There has been a growing trend towards stricter, more energy-efficient building codes in Massachusetts and other New England states. Massachusetts updated its Stretch Code and the new Specialized Opt-in Code (which aims to further the electrification of new residential and commercial buildings) in December 2022, imposing far stricter energy efficiency guidelines than the previous base building code. In Massachusetts, over 300 communities have adopted these latest guidelines, mandating that new multifamily buildings of 12,000 square feet or larger must comply. The updated code offers more flexibility for contractors, who can choose between prescriptive measures (specific actions to meet efficiency standards) or performance-based methods. A more customized sustainable design is possible when a CM familiar with the latest codes is involved early. This early involvement allows for cost-effective sustainability measures and helps identify and resolve any potential constructability issues before a project begins. Using tools, including Autodesk Revit and Navisworks, the architectural BIM model can be shared with the CM for efficient space planning, clash detection, and dimension reviews. These models not only help reduce risks and delays during construction but also allow developers to plan for future energy use and lifecycle costs of the building.

Doing Well by Doing Good

Multifamily investors, particularly institutional investors incorporating ESG initiatives, are also discovering that “doing well by doing good” by minimizing a building’s environmental footprint has financial benefits. Implementing stronger energy and water efficiency protocols can reduce a building’s operating expenses, increase ROI, and attract/retain tenants.
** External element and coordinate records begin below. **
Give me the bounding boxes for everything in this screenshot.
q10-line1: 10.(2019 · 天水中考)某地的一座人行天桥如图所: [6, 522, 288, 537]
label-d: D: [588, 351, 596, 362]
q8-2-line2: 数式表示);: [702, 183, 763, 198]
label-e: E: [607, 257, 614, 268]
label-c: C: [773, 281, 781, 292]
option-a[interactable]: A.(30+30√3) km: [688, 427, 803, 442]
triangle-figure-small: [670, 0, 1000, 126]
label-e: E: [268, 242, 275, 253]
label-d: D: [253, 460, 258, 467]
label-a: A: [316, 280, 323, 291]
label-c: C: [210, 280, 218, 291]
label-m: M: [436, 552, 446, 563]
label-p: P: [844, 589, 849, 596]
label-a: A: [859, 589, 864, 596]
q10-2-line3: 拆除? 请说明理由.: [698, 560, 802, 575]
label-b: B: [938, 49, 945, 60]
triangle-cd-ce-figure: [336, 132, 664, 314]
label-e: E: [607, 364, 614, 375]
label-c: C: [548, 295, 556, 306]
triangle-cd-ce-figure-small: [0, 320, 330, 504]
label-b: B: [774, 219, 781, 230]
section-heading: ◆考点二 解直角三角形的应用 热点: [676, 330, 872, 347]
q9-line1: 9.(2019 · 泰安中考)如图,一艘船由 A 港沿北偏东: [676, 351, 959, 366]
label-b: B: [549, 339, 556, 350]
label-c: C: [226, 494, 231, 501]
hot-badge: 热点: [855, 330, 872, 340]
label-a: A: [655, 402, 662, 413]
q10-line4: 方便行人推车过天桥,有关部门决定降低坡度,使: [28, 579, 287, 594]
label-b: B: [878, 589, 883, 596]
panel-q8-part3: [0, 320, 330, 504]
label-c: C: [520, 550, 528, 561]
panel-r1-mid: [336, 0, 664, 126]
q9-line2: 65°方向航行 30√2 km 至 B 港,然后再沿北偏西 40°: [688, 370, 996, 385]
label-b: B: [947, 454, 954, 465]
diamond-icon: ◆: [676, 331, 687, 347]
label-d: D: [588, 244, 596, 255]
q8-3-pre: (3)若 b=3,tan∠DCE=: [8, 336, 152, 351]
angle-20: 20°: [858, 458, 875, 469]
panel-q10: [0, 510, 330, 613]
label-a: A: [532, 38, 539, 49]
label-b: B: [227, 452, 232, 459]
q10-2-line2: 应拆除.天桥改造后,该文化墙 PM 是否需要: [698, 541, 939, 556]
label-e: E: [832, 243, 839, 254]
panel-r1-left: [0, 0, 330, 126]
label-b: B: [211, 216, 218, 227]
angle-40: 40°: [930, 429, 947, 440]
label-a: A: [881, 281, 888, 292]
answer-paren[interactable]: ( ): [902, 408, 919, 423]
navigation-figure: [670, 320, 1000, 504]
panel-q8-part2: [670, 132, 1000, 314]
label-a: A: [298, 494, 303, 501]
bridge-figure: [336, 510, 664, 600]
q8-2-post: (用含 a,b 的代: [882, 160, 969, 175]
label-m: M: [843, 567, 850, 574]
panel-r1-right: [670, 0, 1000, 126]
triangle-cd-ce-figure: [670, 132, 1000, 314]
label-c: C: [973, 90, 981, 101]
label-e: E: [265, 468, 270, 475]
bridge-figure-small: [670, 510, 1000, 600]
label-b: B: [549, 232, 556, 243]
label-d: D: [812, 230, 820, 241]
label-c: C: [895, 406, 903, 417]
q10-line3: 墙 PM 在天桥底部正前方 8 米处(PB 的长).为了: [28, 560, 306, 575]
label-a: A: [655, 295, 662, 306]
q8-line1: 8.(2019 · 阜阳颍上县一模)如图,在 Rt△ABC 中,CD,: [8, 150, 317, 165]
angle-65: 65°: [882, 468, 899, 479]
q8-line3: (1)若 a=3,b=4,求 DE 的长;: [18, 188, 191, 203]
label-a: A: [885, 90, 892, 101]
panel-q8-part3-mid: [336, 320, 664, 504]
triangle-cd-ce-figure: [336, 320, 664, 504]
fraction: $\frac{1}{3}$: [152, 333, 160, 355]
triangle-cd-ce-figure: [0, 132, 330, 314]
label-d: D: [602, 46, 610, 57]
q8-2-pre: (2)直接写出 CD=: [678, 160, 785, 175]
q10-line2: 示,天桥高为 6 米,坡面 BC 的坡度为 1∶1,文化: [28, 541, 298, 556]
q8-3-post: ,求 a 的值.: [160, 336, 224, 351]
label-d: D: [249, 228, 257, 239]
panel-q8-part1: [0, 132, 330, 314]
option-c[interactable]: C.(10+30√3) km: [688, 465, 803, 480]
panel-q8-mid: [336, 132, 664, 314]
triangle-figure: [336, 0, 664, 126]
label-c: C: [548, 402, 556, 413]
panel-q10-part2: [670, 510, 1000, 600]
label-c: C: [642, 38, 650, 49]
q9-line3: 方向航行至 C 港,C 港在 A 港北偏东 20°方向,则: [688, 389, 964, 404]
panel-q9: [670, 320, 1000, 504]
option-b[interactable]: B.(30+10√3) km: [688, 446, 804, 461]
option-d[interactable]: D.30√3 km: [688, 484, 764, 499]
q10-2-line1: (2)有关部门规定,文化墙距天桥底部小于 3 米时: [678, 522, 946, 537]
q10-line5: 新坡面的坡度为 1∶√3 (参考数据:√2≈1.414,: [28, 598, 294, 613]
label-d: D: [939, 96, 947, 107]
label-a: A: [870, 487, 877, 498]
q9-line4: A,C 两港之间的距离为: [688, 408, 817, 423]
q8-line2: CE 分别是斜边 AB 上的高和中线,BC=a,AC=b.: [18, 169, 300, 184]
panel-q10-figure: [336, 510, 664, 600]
With the advent of green technologies like modern curtainwall construction, prefabricated wall and MEP systems, and Passive House building approaches, along with potential solar and geothermal power sources, the additional cost for constructing a sustainable multifamily building isn’t universally defined. However, the cost savings from these investments are evident. According to the ENERGY STAR website, developing a comprehensive, strategic approach to energy management can improve the energy efficiency of multifamily properties by 15-30%, and sustainable practices have enormous potential for saving on water use and reducing waste. In addition, the Inflation Reduction Act of 2022 (IRA) offers significant tax incentives for new or retrofit buildings that meet efficiency standards.

Whichever approach a developer selects, integrating sustainability into multifamily developments is proving to make them good environmental stewards while ensuring their investments pencil out today and remain operationally efficient in the future. Navigating evolving energy codes to maximize cost savings and operational efficiencies while achieving stringent certification standards such as Passive House reinforces the importance of early CM involvement. By proactively embracing sustainable design principles and engaging construction managers from the outset, developers can unlock significant financial benefits, enhance tenant attraction, and contribute to a more environmentally conscious built environment.